Context: Elected in 2019 and still enjoying strong popularity, Saied has for months expanded his authority by refusing to swear in ministers and blocking the formation of a constitutional court, raising alarm. Last week, he stripped control of the vaccine rollout from the health ministry and handed it to the military.

Russia edged out Japan for the men’s gymnastics team gold on Monday, unseating the 2016 Olympic champions, Japan, by just 0.103 points. China was third. The U.S. team finished fifth. Here are the latest updates from the Games.

The weight lifter Hidilyn Diaz made history, securing the first gold for the Philippines in her fourth Olympics. “It’s unbelievable,” she said, caressing the gold medal hanging on her neck. “I expected to win, but when you hold this already, it’s like, Wow, I never thought this would happen today.”

Teenagers swept the women’s street skateboarding medals, with 13-year-old Momiji Nishiya of Japan becoming the second-youngest gold medalist ever; the Brazilian skater Rayssa Leal, also 13 and a few months younger than Nishiya, won the silver.
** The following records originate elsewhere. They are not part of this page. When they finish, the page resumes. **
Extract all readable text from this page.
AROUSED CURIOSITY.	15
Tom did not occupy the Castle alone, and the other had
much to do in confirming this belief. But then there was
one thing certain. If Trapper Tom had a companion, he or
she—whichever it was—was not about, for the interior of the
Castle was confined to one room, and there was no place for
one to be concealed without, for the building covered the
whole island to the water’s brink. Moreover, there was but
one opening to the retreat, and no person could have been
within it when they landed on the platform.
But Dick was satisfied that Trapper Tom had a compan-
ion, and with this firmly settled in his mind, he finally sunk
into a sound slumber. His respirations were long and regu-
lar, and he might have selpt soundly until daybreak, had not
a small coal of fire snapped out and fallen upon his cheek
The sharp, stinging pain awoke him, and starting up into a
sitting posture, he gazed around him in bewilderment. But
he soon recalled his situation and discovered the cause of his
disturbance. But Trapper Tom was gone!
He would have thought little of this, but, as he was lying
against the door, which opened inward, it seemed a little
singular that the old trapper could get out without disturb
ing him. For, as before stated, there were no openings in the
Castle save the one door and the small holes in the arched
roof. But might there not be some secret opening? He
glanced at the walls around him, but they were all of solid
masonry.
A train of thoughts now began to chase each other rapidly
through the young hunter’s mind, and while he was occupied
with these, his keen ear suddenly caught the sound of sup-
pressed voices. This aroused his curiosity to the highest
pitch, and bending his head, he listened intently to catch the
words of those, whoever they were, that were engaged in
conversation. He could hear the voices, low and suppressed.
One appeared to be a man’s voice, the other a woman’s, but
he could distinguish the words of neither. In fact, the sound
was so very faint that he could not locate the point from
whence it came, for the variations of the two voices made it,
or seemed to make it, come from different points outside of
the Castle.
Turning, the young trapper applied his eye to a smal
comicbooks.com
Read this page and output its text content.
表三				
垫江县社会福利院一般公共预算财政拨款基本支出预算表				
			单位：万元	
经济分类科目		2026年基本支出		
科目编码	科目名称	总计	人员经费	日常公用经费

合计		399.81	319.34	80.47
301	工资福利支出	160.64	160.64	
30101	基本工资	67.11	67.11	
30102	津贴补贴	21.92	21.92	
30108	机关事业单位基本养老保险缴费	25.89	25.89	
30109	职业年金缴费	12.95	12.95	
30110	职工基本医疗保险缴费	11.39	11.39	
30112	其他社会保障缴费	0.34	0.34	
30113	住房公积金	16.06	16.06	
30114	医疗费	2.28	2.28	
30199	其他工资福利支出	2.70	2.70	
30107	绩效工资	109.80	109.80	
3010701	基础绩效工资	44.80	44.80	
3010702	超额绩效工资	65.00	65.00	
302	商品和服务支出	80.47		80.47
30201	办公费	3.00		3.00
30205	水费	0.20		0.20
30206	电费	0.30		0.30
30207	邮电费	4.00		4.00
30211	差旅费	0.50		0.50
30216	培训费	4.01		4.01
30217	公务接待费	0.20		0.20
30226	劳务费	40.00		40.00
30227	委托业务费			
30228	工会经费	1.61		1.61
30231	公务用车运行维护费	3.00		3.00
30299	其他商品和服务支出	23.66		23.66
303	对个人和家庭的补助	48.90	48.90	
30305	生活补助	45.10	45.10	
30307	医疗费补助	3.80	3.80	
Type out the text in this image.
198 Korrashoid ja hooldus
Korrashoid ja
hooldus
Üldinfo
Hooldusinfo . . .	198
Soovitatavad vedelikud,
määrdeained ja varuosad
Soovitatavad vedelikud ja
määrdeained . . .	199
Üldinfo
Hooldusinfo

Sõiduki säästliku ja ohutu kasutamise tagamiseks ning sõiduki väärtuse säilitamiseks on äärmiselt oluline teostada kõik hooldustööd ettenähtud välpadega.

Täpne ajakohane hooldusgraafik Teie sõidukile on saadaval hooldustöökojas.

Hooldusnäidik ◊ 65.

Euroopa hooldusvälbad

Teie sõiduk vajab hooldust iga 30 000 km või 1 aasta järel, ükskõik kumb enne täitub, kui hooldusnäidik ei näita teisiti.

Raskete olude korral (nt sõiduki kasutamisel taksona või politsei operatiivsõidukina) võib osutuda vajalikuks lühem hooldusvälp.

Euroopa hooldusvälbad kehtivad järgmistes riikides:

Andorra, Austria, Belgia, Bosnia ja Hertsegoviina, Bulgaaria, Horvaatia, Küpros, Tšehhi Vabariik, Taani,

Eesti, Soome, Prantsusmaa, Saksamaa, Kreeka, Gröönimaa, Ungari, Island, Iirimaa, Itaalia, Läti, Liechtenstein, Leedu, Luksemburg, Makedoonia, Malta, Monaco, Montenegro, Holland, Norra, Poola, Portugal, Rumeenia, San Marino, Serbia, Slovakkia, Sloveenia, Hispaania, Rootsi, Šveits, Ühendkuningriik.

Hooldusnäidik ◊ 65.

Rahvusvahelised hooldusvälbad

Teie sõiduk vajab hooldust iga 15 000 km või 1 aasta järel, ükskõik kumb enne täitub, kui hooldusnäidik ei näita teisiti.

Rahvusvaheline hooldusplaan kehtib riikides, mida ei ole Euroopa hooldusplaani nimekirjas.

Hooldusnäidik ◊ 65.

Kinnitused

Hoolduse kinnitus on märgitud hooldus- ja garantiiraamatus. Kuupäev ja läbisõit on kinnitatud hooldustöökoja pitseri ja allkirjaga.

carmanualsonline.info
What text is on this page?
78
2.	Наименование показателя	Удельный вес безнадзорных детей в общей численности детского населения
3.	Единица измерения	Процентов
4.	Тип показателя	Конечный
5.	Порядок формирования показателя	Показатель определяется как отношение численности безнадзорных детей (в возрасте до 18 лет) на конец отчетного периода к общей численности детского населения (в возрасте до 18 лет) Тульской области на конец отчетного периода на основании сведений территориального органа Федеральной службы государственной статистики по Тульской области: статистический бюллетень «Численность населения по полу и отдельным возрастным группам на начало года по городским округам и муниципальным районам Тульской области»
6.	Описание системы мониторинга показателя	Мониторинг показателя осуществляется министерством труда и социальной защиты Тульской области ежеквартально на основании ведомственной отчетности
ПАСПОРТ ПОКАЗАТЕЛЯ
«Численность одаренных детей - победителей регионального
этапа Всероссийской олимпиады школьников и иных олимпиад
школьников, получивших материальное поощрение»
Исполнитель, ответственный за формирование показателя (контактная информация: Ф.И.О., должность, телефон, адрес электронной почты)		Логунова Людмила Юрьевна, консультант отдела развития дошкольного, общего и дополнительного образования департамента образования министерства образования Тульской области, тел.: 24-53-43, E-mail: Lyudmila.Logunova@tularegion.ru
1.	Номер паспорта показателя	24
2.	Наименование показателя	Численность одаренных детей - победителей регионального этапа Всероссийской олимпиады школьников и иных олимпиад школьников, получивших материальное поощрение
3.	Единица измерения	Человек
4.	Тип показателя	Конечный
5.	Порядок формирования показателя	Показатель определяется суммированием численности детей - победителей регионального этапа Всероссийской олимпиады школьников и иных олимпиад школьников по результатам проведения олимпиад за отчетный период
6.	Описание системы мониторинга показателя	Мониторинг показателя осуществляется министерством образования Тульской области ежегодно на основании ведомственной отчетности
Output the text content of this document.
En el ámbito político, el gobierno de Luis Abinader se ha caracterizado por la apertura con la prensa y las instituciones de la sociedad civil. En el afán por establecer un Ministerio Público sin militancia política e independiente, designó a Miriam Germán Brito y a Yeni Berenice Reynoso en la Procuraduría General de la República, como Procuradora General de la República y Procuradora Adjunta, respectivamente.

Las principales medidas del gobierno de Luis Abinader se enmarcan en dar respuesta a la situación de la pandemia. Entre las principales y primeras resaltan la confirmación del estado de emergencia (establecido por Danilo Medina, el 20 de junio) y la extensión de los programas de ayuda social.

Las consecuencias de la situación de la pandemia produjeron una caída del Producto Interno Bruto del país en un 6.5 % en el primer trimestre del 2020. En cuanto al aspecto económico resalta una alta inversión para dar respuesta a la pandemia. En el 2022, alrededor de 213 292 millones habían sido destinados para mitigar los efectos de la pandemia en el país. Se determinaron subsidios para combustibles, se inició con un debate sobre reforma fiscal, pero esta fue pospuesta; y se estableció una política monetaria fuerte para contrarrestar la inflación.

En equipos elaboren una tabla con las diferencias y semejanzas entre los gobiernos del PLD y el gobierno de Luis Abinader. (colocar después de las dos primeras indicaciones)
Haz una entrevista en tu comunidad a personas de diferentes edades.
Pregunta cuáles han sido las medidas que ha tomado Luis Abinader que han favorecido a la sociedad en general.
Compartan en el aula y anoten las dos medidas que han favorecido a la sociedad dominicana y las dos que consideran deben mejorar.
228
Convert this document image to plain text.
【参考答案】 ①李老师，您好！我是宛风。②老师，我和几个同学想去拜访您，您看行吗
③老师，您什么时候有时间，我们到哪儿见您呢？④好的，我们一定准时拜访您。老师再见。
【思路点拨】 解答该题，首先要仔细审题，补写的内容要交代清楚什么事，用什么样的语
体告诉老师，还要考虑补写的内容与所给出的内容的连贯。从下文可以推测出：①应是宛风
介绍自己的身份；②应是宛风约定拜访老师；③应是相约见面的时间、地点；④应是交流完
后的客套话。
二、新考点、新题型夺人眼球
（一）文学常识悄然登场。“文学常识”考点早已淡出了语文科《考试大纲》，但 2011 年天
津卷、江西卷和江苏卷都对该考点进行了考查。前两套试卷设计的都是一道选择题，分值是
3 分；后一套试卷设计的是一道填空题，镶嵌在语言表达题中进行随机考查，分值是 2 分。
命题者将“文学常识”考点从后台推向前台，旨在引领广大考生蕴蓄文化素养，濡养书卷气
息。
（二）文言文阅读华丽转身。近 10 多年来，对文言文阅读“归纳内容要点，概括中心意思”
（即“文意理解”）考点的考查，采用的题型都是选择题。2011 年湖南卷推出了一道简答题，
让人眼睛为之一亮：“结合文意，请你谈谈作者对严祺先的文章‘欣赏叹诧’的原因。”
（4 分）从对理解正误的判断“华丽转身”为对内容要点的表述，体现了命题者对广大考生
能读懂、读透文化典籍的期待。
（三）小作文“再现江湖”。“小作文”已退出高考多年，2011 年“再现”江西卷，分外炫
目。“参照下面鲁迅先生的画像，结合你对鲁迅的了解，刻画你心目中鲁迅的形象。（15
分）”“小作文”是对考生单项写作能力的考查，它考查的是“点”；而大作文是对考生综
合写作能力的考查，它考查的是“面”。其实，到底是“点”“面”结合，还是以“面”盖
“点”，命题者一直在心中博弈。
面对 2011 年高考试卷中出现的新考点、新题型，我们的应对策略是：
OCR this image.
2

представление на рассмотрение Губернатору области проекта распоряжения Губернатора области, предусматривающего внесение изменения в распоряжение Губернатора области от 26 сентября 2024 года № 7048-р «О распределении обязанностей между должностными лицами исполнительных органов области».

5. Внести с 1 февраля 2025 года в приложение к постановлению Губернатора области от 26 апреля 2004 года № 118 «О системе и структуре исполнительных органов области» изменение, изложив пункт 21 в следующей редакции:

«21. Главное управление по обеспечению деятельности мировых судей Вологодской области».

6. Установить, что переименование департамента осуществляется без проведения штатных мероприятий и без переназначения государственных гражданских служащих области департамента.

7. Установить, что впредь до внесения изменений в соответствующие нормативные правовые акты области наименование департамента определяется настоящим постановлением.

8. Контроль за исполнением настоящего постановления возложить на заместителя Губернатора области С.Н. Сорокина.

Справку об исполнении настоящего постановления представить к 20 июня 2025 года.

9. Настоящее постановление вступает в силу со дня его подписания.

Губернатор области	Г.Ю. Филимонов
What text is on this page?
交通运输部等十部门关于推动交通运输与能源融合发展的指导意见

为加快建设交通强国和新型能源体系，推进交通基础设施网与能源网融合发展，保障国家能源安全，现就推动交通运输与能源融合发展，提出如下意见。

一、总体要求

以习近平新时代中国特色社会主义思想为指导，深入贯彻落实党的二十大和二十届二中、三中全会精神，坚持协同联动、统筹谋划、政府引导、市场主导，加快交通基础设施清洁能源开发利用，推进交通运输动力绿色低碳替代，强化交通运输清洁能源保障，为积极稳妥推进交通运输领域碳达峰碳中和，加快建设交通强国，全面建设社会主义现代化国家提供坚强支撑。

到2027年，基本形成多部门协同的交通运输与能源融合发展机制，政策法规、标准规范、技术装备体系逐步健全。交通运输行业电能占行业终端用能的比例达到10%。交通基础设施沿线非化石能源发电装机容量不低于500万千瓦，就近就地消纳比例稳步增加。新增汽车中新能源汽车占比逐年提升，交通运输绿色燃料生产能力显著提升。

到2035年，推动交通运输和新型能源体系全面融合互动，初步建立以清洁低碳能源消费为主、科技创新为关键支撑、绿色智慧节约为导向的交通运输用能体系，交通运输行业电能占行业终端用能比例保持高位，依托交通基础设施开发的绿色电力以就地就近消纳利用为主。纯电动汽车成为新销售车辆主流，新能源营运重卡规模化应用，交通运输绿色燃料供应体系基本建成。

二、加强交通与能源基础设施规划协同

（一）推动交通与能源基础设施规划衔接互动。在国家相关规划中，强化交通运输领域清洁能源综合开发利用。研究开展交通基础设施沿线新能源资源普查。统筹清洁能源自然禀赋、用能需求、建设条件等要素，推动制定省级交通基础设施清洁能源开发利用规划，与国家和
France passed a law late on Sunday that makes health passes mandatory for a number of indoor venues as the country faces a fourth wave of coronavirus infections. The pass requires proof of vaccination, a recent negative test or a recent recovery from Covid-19.

The new law also obligates health employees and other essential workers, such as firefighters, to be vaccinated by the fall. A vote came after days of heated parliamentary debates that lasted long into the night and protests against the measure in dozens of French cities. Officials cited the Delta variant and unvaccinated Covid patients filling up hospitals as reasons for the pass.

Context: The pass was already mandatory for large events in stadiums and concert halls, and to enter museums and theaters. Now it extends to bars, restaurants, gyms and some malls. Employees could face pay suspensions — but not firings — if they fail to be vaccinated as well.

China didn’t take climate change into account during its economic boom. Now it has to, as last week’s floods revealed that pell-mell urbanization created cities ill-equipped for climate change.

Our OnTech newsletter talked to an expert about the changing debate on children’s use of tech.

The belief that screen time is rotting kids’ brains is getting a do-over.

Parents, physicians and researchers have been gravitating instead to a more nuanced message: Screen time or technology can be good for children, but also bad. Dr. Colleen Russo Johnson, a child development expert and mom, said that it’s long overdue to move away from absolute and unrealistic limits on children’s screen time (and judgments on caregivers).

“We have to stop looking at this as a black-and-white issue,” Dr. Russo Johnson said. “You don’t want your kids always glued to screens. That is common sense,” she continued. “But these things are not evil. There is a lot of variety and everything is not created equal.”

Dr. Russo Johnson said that it sometimes helps to think about technology that encourages younger children to be creative and do activities away from the screen, such as going on a scavenger hunt. She is a fan of apps from Toca Boca and Sago Mini that encourage young children to explore open-ended games without much instruction.